- The Washington Times - Wednesday, July 8, 2009

The National Rifle Association said Tuesday that it would actively oppose Supreme Court nominee Judge Sonia Sotomayor’s confirmation if she is hostile to senators who press her about gun rights.

The letter marks a slight step forward for the group, which has still yet to say whether it flat-out opposes her confirmation or will count Judge Sotomayor’s Senate confirmation vote in its influential scorecard of lawmakers.

“The cases in which Judge Sotomayor has participated have been dismissive of the Second Amendment and have troubling implications for future cases that are certain to come before the Court,” NRA Executive Director Chris W. Cox wrote in a letter to senators Tuesday.

“Therefore, we believe that America’s 80 million gun owners have good reason to worry about her views.”

Judge Sotomayor’s supporters and opponents have stepped up their public efforts in the past week in preparation for the Senate confirmation hearings, which begin Monday.

The American Bar Association awarded Judge Sotomayor its highest rating Tuesday, continuing a string of endorsements from judicial and law enforcement groups.

Senate Judiciary Committee Chairman Patrick J. Leahy, Vermont Democrat, and a group of national police officials released an analysis of Judge Sotomayor’s work on the appellate bench showing that she upheld criminal convictions in 92 percent of her rulings.

But on gun rights, advocates, including 14 members of the NRA board of directors, sent a letter outright opposing Judge Sotomayor’s confirmation.

“For the first time in the history of judicial confirmation fights, the Second Amendment community is playing a big role,” said Curt Levey, executive director for the Committee for Justice. “Because it’s the one community that can send red state Democrats running for cover, this letter and the grass-roots opposition to Sotomayor that it represents put her confirmation in doubt.”

With its voting scorecard, which moderate to conservative Democrats frequently tout in tough campaigns, the NRA holds a large amount of sway.

Gun issues have been an area where moderate to conservative Democrats have been more than willing to side with the Republican minority. Oklahoma Republican Sen. Tom Coburn’s amendment to permit concealed-carry in national parks won with the help of 27 Democrats who crossed the aisle to support the measure.

As part of a three-judge panel last year, Judge Sotomayor ruled against a man possessing nunchakus (or “nunchucks”) in New York. In the ruling, which was unsigned, the panel determined that while the Supreme Court struck down the D.C. gun ban, its rationale did not expressly extend the Second Amendment right to bear arms to the states.

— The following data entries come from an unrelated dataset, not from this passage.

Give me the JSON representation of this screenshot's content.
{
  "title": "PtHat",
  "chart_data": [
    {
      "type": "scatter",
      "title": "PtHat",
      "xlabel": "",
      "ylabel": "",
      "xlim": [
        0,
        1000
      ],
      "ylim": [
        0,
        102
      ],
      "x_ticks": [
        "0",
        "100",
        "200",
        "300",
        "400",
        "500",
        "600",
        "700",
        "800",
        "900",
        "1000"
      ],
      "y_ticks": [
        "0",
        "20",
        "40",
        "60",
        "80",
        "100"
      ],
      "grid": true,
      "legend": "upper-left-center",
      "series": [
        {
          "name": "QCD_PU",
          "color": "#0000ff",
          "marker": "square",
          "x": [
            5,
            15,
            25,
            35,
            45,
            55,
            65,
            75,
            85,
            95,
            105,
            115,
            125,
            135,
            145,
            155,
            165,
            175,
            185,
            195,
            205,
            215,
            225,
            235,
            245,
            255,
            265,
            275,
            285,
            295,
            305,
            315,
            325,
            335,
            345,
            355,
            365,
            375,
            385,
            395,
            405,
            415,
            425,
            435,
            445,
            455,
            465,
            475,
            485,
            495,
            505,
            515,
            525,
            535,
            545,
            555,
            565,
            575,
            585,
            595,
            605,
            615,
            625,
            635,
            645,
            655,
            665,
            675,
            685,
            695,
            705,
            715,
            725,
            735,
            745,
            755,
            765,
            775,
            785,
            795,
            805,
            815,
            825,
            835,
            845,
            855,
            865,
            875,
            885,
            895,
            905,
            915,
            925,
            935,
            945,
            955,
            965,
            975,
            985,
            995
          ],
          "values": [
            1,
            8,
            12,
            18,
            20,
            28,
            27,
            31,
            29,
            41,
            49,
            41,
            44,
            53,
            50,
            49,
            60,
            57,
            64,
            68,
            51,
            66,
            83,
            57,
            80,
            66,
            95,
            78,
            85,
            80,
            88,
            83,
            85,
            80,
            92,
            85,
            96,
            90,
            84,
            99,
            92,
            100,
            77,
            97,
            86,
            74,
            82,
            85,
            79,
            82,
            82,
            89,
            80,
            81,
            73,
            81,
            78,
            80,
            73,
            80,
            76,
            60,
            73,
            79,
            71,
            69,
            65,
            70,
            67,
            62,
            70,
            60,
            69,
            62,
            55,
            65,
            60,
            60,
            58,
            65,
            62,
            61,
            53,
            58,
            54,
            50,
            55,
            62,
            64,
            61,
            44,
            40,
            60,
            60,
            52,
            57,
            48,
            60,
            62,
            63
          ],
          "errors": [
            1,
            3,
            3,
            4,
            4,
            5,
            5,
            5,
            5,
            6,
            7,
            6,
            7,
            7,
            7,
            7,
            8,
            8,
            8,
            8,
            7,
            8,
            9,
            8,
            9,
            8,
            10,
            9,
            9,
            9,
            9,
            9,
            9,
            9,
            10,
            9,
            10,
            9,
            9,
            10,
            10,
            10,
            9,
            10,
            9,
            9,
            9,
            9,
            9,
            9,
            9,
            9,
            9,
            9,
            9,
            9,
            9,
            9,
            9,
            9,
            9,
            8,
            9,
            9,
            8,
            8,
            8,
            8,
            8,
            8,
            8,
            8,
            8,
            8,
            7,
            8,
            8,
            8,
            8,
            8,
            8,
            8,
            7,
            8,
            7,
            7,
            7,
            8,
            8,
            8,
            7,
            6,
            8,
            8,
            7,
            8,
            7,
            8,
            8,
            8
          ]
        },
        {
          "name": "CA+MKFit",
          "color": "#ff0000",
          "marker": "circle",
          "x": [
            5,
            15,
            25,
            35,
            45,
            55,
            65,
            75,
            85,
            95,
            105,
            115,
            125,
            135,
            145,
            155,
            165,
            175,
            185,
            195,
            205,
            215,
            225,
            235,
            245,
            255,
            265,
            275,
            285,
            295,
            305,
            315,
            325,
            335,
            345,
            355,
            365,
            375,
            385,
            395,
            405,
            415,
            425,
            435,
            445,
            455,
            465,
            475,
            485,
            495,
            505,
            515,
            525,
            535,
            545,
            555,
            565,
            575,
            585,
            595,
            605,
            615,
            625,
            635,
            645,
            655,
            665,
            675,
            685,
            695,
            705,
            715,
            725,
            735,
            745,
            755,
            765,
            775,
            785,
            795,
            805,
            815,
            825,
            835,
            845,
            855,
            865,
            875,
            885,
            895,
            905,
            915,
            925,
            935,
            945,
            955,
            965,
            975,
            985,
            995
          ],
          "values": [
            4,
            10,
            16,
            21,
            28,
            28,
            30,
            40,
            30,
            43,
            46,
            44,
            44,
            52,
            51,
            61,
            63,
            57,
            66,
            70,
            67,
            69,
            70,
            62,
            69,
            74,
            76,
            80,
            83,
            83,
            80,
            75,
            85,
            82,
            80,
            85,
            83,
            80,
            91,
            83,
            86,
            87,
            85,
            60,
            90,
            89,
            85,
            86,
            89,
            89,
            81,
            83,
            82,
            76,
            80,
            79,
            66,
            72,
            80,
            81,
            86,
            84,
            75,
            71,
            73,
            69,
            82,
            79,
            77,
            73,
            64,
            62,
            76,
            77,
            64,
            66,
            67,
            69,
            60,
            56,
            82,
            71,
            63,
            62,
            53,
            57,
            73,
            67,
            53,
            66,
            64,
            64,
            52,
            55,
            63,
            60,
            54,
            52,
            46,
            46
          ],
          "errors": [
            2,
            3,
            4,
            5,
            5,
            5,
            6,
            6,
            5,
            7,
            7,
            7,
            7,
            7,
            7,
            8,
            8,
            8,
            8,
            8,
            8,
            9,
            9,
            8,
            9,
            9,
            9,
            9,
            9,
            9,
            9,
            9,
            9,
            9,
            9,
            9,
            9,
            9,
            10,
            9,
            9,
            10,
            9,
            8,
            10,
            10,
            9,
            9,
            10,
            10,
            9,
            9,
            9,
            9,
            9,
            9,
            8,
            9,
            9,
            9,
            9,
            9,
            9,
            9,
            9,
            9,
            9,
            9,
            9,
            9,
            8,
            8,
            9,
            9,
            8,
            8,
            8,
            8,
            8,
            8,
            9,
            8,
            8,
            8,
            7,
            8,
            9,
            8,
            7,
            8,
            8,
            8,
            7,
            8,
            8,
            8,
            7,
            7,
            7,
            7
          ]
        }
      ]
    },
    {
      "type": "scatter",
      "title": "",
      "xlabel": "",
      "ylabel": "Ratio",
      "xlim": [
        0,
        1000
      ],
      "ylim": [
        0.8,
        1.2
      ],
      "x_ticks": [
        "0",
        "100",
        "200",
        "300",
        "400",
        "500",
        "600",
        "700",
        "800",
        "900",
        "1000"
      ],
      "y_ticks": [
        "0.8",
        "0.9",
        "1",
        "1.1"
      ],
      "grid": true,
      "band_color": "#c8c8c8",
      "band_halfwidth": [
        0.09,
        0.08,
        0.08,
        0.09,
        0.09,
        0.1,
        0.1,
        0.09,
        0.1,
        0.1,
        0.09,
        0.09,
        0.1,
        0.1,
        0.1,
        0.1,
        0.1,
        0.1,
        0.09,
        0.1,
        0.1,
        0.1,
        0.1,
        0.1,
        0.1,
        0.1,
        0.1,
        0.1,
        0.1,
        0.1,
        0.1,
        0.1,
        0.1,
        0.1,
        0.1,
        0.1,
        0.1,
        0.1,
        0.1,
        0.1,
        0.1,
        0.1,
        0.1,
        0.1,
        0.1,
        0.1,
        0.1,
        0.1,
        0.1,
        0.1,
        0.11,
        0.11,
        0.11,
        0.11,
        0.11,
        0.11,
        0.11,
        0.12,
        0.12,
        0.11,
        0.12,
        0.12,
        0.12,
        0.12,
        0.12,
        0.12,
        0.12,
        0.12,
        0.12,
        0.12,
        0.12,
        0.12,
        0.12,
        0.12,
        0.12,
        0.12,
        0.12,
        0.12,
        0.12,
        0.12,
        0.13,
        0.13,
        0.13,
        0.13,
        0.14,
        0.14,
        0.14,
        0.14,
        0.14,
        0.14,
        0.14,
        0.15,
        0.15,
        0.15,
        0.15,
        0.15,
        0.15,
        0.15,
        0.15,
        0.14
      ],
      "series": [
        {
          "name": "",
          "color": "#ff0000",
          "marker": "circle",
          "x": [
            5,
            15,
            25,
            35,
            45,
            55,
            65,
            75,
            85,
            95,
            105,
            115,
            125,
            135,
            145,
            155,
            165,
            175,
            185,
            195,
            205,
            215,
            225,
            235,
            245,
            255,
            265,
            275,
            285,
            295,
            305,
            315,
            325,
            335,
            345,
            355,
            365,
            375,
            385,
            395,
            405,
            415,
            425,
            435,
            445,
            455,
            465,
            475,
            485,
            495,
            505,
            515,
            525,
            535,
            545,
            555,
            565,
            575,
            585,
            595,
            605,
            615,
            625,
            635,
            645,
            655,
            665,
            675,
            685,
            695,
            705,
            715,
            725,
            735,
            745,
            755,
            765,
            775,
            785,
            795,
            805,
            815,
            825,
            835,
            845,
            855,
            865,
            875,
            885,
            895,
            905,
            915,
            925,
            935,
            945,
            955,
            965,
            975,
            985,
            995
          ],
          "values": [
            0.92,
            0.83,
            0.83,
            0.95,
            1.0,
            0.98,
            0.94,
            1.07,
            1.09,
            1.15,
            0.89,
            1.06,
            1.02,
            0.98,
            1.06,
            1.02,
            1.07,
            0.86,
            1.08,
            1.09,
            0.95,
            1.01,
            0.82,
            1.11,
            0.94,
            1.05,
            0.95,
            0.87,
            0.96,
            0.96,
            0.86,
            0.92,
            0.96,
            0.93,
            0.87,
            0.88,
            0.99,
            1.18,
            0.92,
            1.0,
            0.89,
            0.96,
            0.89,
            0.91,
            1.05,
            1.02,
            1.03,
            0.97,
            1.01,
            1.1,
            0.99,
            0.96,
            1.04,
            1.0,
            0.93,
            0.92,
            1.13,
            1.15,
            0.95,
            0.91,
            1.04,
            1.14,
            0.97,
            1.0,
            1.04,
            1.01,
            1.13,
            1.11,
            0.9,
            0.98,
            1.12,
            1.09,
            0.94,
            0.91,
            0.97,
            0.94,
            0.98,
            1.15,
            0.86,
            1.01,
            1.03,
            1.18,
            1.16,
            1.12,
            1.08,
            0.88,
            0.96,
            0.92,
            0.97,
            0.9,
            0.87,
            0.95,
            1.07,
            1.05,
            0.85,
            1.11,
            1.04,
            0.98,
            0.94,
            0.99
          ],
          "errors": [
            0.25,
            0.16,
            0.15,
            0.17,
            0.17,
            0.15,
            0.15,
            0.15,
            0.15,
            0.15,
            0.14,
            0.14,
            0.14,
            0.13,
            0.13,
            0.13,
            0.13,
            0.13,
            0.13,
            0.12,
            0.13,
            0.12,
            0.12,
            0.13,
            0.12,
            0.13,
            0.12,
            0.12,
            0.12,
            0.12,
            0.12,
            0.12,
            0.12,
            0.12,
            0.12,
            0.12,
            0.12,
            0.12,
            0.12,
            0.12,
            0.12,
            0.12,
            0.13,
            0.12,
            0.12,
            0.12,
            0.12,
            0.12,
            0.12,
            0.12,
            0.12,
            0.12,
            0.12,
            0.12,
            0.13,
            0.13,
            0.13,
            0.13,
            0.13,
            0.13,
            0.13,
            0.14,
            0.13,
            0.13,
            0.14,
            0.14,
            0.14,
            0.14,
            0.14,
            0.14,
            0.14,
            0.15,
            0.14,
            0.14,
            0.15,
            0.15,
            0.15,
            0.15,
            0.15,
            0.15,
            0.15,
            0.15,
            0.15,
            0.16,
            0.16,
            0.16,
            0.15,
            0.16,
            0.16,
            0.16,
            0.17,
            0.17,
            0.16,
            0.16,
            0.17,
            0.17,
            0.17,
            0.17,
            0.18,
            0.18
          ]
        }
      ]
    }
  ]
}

Earlier this year, the 7th U.S. Circuit Court of Appeals ruled comparably in a lawsuit seeking to strike down Chicago’s ban on handguns. The three-judge panel reached a similar conclusion as the Sotomayor panel, saying that the Supreme Court determined the Second Amendment right to bear arms is applicable only on federal land - including the nation’s capital.

But a panel of the 9th U.S. Circuit Court of Appeals ruled recently that the Second Amendment right to bear arms does extend beyond federal jurisdictions to the states, creating a “circuit split” among the federal appeals courts, which could lead to the Supreme Court reviewing any or all of the three cases in its next session.